Avec l’autorisation des quatre auteurs, nous publions cette tribune parue dans Le Monde, daté du 16 février.

A quatre mois de la première année de présidence hollandaise, quatre personnalités issues du monde politique et artistique tirent la sonnette d’alarme. Ils dénoncent la poudre de Perlimpinpin socialiste, notamment l’inaction gouvernementale dans l’éducation, l’égalité sociale et la lutte contre les discriminations.

Huit mois que « vous président », et déjà tant d’espérances nées du programme présidentiel restées lettre morte ! A l’époque, le candidat François Hollande n’avait cessé d’affirmer, pendant toute la campagne présidentielle, l’impérieuse nécessité de mettre fin au racisme et aux injustices, d’inscrire dans les faits l’égalité et la diversité, de lutter sans merci contre les discriminations qui marginalisent des pans entiers de la population, de promouvoir le vivre-ensemble garant de la cohésion sociale.

Il voulait que chaque enfant ait sa pleine place, dans la société, que chaque enfant reçoive une éducation d’excellence, que chaque enfant s’épanouisse dans ses potentialités singulières. Il voulait que chaque jeune ait un travail en rapport avec ses aptitudes particulières, que chaque jeune occupe un poste correspondant à ses compétences et à ses mérites, que chaque jeune apporte, en toute liberté et en toute responsabilité, sa contribution à l’intérêt général. Il voulait que chaque catégorie sociale soit équitablement représentée dans toutes les instances publiques, que les citoyens soient des acteurs à part entière, que chaque citoyen fasse vivre le pacte républicain.

Qu’en est-il aujourd’hui ? La diversité n’est, pour le pouvoir, qu’un arrière-plan folklorique d’une kermesse où les exclus reçoivent, de temps en temps, un lot de consolation. La vitrine est brisée, il ne reste rien sur les étals. Les jeunes diplômésde nos quartiers, soumis à vie à un examen perpétuel d’intégration, sont écartés des postes à responsabilité. L’élite ferme son cercle protégé à double tour.

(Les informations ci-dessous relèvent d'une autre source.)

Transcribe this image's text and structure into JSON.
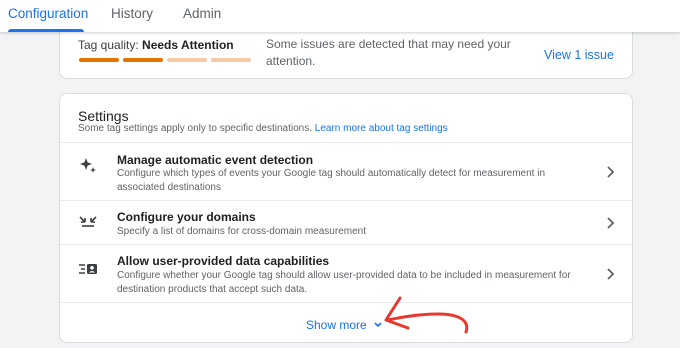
{
  "tabs": [
    {
      "label": "Configuration",
      "active": true
    },
    {
      "label": "History",
      "active": false
    },
    {
      "label": "Admin",
      "active": false
    }
  ],
  "quality": {
    "label_prefix": "Tag quality: ",
    "status": "Needs Attention",
    "segments": [
      {
        "filled": true,
        "color": "#e37400"
      },
      {
        "filled": true,
        "color": "#e37400"
      },
      {
        "filled": false,
        "color": "#f6cba4"
      },
      {
        "filled": false,
        "color": "#f6cba4"
      }
    ],
    "description": "Some issues are detected that may need your attention.",
    "action_label": "View 1 issue"
  },
  "settings": {
    "title": "Settings",
    "subtitle_text": "Some tag settings apply only to specific destinations. ",
    "subtitle_link": "Learn more about tag settings",
    "rows": [
      {
        "icon": "sparkle-icon",
        "title": "Manage automatic event detection",
        "description": "Configure which types of events your Google tag should automatically detect for measurement in associated destinations"
      },
      {
        "icon": "arrows-inward-icon",
        "title": "Configure your domains",
        "description": "Specify a list of domains for cross-domain measurement"
      },
      {
        "icon": "user-data-icon",
        "title": "Allow user-provided data capabilities",
        "description": "Configure whether your Google tag should allow user-provided data to be included in measurement for destination products that accept such data."
      }
    ],
    "show_more_label": "Show more"
  },
  "colors": {
    "accent": "#1a73e8",
    "annotation": "#e8392f"
  }
}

Saupoudrages, mesurettes, poudre aux yeux, reniements

Pourquoi ce plafond de verre ? La campagne à peine remisée, les expressions « diversité », « vivre-ensemble », « lutte contre les discriminations » ont disparu du discours présidentiel et de l’action du gouvernement. Aux oubliettes, la réforme sur le droit de vote des étrangers, la lutte contre le contrôle au faciès. Ces thèmes sont désormais tabous. Les quartiers populaires, connus pour leur abstentionnisme protestataire, ont voté au second tour, sans véritable enthousiasme, à 85 % pour François Hollande. Aujourd’hui, ils ne voient rien venir, sinon saupoudrages et mesurettes, poudre aux yeux et reniements, ils déchantent…

Les citoyens ultramarins et ceux issus de l’immigration, dotés de toutes les compétences requises, sont méthodiquement écartés des recrutements et des nominations des cabinets ministériels, de la haute fonction publique, du corps préfectoral et de toutes les sphères du pouvoir, comme s’ils n’avaient aucune existence. Ils sont systématiquement mis au ban. Ils n’ont droit qu’au déni. Les distinctions officielles sont réservées aux personnalités en vue. Les nominations dans les grandes institutions, comme la désignation des nouveaux membres du Conseil supérieur de l’audiovisuel, ne concernent que les personnalités établies, exit la diversité que représentait l’engagement de Rachid Arhab.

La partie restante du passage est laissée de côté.